There’s also the issue of Grace. She appears all throughout the novel, primarily in the Director’s storyline, but she puts in an appearance in Ghost Bird and Control’s storylines, as well. At first her role is antagonistic, but it later becomes clear that she’s not an antagonist at all: simply someone whose goals don’t perfectly align with Ghost Bird’s or Control’s, and therefore might be viewed as a challenger to both their shared and individual goals. Given how important she turns out to be in understanding the Director and Area X, I found myself wishing that she’d gotten her own storyline, as well – maybe eliminate Control entirely and give over his narrative space to Grace. I would have liked to read about her own take about what happened in the Southern Reach, and about Area X, especially because she could have provided some interesting perspective.
Perhaps the biggest concern readers have about the novel is: are the answers here? To that I say: yes, they are – they just probably aren’t all there, or they take some digging and rereading to find, or they aren’t the answers one thought they would be. VanderMeer does not make it easy for his readers to find the answers to their questions – come to that, he doesn’t even answer all of them.
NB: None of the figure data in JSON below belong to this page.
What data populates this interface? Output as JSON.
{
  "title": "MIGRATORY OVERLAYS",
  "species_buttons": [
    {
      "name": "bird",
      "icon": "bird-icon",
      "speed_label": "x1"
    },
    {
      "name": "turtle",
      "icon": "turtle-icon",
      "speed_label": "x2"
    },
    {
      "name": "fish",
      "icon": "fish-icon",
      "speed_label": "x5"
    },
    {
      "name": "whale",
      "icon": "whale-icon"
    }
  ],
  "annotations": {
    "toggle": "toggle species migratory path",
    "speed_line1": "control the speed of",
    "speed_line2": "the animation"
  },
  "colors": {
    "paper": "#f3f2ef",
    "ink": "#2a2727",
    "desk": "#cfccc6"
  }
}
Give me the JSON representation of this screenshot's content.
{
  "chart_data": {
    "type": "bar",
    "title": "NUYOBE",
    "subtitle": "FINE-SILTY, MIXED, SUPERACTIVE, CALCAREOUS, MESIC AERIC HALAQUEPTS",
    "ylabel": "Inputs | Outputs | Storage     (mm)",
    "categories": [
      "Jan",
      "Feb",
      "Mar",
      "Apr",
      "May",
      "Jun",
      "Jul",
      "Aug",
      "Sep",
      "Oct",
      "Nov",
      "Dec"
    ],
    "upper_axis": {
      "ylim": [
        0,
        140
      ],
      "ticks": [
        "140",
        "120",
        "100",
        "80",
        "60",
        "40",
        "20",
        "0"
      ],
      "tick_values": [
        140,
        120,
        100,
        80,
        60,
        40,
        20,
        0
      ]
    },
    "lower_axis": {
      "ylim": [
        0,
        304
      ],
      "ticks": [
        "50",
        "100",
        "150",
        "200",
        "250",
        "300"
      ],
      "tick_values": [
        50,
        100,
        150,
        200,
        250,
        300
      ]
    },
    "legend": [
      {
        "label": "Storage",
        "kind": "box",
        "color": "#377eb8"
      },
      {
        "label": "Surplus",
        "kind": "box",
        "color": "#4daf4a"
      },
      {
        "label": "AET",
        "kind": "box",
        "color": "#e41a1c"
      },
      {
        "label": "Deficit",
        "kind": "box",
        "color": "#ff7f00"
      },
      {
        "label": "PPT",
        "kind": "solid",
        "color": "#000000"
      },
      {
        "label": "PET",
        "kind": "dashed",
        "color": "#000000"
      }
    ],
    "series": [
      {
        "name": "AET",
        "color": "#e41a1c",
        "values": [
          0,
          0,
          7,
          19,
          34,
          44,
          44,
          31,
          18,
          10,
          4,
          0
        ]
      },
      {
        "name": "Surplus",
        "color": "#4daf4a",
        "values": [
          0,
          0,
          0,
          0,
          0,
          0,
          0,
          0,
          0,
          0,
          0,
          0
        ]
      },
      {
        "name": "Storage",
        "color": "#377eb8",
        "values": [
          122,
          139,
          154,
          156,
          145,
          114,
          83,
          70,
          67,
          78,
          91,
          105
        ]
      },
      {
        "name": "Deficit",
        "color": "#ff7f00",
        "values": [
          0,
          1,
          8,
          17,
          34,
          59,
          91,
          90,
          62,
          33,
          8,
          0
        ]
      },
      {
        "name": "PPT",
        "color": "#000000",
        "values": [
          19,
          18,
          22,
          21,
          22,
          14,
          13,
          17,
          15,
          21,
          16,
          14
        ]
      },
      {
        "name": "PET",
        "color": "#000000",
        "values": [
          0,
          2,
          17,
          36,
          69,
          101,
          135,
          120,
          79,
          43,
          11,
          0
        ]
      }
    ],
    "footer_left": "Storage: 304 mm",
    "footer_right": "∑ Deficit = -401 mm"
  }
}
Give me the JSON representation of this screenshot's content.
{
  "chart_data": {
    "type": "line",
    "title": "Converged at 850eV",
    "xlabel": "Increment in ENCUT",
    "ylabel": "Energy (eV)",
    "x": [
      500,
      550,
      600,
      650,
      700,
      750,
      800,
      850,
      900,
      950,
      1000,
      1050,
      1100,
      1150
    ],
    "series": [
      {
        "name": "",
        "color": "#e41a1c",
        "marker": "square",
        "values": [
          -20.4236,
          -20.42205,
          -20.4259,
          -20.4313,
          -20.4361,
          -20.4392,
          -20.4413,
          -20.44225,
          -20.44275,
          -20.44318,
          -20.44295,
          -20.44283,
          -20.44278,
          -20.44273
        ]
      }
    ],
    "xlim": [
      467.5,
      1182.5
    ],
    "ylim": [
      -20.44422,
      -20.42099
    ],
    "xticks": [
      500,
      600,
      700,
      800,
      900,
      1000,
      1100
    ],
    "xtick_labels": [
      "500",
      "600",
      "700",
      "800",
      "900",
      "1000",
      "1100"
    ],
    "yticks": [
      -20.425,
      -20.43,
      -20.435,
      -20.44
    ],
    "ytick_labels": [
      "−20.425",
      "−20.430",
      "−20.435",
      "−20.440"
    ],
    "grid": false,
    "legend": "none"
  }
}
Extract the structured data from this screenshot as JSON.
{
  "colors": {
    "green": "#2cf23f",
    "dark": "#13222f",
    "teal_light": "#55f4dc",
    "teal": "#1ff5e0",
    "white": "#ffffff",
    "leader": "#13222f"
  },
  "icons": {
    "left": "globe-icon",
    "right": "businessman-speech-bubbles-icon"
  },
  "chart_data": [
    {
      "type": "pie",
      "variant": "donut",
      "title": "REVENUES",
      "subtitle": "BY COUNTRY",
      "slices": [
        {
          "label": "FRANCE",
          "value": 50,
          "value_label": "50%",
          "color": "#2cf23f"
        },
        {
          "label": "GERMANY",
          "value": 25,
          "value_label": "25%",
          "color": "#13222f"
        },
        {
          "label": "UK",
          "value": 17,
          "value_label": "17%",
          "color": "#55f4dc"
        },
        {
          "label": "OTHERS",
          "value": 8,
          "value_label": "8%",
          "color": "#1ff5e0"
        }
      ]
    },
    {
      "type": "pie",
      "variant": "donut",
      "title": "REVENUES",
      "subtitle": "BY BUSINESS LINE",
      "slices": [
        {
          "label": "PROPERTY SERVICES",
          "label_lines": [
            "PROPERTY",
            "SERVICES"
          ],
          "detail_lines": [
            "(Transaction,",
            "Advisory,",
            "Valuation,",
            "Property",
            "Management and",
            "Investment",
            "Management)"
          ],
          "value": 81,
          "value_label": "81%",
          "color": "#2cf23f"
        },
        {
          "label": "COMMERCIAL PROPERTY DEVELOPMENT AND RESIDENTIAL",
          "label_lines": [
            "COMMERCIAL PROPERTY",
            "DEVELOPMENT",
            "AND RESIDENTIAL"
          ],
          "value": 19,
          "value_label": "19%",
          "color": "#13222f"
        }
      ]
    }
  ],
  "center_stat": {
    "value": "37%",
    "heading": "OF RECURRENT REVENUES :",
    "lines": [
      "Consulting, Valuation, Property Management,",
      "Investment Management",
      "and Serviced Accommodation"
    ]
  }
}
What he does, though, is give the answers they need, and a starting point to finding the answers they want. It’s not easy, of course – at this point in the series the reader probably already knows that, or hsould – but they are there, for the reader willing to take their time to find them. I appreciate that, actually: the trust VanderMeer has in his readers to be smart enough and patient enough to go through his work, more than once, if necessary, to find what they need and want. It’s great when a writer places such faith in the intelligence of their readers, and writes accordingly.
Overall, Acceptance is an intriguing conclusion to the Southern Reach Trilogy – one that has all the answers the reader could possibly need, but maybe not the ones they want, since there’s a big difference between the two. It’s also a return to the style and setting of the first novel, Annihilation, which will probably make quite a few people happy, but it’s not without some remnants of Authority: Control’s storyline, in particular, might be frustrating for some readers who were glad to leave that all behind in the second novel. I also found myself wishing that certain characters had been given a voice in place of Control: Grace, especially, would have made for an intriguing narrator, with the potential of a more nuanced understanding of other characters and certain key events in previous novels and in Acceptance itself.
The novel has some spectacular creepy moments of its own, but what is really, truly frightening about Acceptance – and what makes it an excellent, albeit not entirely unproblematic, conclusion to the series is encapsulated in the title. Sometimes, there is no such thing as a triumphant ending: there is only weary acceptance of the inevitable.